Aquella tarde, de vuelta en el piso de la calle Santa Ana, me refugié en mi habitación y decidí leer las prime­ras líneas de mi nuevo amigo. Antes de darme cuenta, me había caído dentro sin remedio. La novela relataba la his­toria de un hombre en busca de su verdadero padre, al que nunca había llegado a conocer y cuya existencia sólo descubría merced a las últimas palabras que pronunciaba su madre en su lecho de muerte. La historia de aquella búsqueda se transformaba en una odisea fantasmagórica en la que el protagonista luchaba por recuperar una infancia y una juventud perdidas, y en la que, lentamente, descubríamos la sombra de un amor maldito cuya memo­ria le habría de perseguir hasta el fin de sus días. A me­dida que avanzaba, la estructura del relato empezó a re­cordarme a una de esas muñecas rusas que contienen innumerables miniaturas de sí mismas en su interior. Paso a paso, la narración se descomponía en mil histo­rias, como si el relato hubiese penetrado en una galería de espejos y su identidad se escindiera en docenas de reflejos diferentes y al tiempo uno solo. Los minutos y las horas se deslizaron como un espejismo. Horas más tarde, atrapado en el relato, apenas advertí las campanadas de medianoche en la catedral repiqueteando a lo lejos. Ente­rrado en la luz de cobre que proyectaba el flexo, me su­mergí en un mundo de imágenes y sensaciones como ja­más las había conocido. Personajes que se me antojaron tan reales como el aire que respiraba me arrastraron en un túnel de aventura y misterio del que no quería esca­par. Página a página, me dejé envolver por el sortilegio de la historia y su mundo hasta que el aliento del amane­cer acarició mi ventana y mis ojos cansados se deslizaron por la última página. Me tendí en la penumbra azulada del alba con el libro sobre el pecho y escuché el rumor de la ciudad dormida goteando sobre los tejados salpicados de púrpura. El sueño y la fatiga llamaban a mi puerta, pero me resistí a rendirme. No quería perder el hechizo de la historia ni todavía decir adiós a sus personajes.
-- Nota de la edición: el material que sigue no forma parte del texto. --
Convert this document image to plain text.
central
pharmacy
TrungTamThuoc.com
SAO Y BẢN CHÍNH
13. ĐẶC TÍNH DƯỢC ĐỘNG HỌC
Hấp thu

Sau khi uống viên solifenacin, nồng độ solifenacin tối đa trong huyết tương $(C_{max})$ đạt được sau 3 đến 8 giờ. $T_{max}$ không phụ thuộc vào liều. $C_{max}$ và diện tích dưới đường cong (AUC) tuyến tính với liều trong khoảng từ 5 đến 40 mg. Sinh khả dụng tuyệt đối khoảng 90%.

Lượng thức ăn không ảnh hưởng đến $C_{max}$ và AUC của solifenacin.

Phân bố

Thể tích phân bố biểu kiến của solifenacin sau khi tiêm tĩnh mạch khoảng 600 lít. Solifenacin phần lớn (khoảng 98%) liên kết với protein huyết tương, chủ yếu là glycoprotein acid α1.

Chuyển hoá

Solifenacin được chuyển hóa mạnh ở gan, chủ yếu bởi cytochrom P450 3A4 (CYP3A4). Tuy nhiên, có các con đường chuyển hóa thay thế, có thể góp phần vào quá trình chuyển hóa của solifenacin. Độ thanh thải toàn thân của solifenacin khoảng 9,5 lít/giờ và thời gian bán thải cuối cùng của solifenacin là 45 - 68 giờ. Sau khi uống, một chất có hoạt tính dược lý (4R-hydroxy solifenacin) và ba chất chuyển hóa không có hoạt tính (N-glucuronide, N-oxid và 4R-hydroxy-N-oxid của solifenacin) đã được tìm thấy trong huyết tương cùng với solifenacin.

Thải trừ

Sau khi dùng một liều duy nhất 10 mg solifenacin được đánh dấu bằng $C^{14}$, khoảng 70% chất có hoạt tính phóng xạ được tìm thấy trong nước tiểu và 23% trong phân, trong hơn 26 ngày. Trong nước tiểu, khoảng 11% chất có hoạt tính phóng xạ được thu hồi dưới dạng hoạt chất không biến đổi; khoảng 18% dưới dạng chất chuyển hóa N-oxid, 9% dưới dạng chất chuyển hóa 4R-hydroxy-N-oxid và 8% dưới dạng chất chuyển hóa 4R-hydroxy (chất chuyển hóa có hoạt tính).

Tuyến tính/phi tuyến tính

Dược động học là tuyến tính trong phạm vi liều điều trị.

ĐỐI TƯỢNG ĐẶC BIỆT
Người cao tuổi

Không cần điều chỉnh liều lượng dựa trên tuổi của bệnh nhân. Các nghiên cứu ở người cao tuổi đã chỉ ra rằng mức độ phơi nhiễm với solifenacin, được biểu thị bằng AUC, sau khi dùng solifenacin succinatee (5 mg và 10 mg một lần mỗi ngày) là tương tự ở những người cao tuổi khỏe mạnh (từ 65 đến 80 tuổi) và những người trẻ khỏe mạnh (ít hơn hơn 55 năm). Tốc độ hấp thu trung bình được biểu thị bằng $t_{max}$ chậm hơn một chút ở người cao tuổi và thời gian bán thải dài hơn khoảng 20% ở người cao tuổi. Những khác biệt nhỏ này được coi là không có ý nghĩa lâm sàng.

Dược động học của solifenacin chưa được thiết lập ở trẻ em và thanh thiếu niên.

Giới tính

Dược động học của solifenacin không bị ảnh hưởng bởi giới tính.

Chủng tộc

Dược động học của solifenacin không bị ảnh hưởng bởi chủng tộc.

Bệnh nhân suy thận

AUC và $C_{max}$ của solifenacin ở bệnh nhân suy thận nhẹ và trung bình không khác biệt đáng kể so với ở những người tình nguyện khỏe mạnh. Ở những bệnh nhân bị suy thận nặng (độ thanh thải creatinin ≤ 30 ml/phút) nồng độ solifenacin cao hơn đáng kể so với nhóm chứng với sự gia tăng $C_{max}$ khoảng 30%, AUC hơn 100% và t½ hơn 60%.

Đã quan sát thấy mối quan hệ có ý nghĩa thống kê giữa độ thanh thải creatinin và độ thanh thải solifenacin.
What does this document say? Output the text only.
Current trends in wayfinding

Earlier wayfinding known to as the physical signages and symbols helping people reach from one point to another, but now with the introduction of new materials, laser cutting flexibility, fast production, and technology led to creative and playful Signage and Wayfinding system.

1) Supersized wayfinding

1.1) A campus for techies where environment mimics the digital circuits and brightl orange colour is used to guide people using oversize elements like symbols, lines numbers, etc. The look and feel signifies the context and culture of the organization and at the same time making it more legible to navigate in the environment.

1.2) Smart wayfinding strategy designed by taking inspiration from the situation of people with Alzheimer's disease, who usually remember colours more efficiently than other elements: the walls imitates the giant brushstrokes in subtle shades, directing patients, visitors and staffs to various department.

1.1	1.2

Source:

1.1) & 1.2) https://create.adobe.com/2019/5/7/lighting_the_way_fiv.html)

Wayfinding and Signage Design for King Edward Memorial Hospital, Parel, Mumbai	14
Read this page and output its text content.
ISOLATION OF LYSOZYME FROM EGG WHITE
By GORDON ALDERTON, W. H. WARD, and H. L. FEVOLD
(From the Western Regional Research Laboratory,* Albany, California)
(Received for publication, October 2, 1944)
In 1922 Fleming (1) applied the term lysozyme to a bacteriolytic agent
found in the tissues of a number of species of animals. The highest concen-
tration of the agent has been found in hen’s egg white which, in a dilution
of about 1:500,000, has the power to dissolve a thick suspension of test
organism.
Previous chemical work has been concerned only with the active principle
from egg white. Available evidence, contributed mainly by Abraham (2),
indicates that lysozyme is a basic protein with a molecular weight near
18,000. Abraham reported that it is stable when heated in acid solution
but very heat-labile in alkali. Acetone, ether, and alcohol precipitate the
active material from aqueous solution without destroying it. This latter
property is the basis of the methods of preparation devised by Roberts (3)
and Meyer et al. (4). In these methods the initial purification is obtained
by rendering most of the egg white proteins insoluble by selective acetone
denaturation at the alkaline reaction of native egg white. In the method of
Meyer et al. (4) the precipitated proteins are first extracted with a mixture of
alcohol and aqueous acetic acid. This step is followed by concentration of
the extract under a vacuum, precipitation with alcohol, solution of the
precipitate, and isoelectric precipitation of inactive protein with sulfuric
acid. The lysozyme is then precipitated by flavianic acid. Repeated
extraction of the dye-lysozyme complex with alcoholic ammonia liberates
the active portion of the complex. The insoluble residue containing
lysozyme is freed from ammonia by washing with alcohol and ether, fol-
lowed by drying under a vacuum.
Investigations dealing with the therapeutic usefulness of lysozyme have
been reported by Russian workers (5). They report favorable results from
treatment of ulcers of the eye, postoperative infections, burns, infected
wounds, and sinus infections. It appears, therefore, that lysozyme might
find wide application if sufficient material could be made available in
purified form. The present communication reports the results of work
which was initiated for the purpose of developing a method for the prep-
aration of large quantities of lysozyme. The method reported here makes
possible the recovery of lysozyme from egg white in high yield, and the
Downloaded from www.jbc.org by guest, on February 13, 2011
En una ocasión oí comentar a un cliente habitual en la librería de mi padre que pocas cosas marcan tanto a un lector como el primer libro que realmente se abre camino hasta su corazón. Aquellas primeras imágenes, el eco de esas palabras que creemos haber dejado atrás, nos acompañan toda la vida y esculpen un palacio en nuestra memoria al que, tarde o temprano —no importa cuántos libros leamos, cuántos mundos descubramos, cuánto aprendamos u olvidemos—, vamos a regresar. Para mí, esas páginas embrujadas siempre serán las que encontré entre los pasillos del Cementerio de los Libros Olvidados.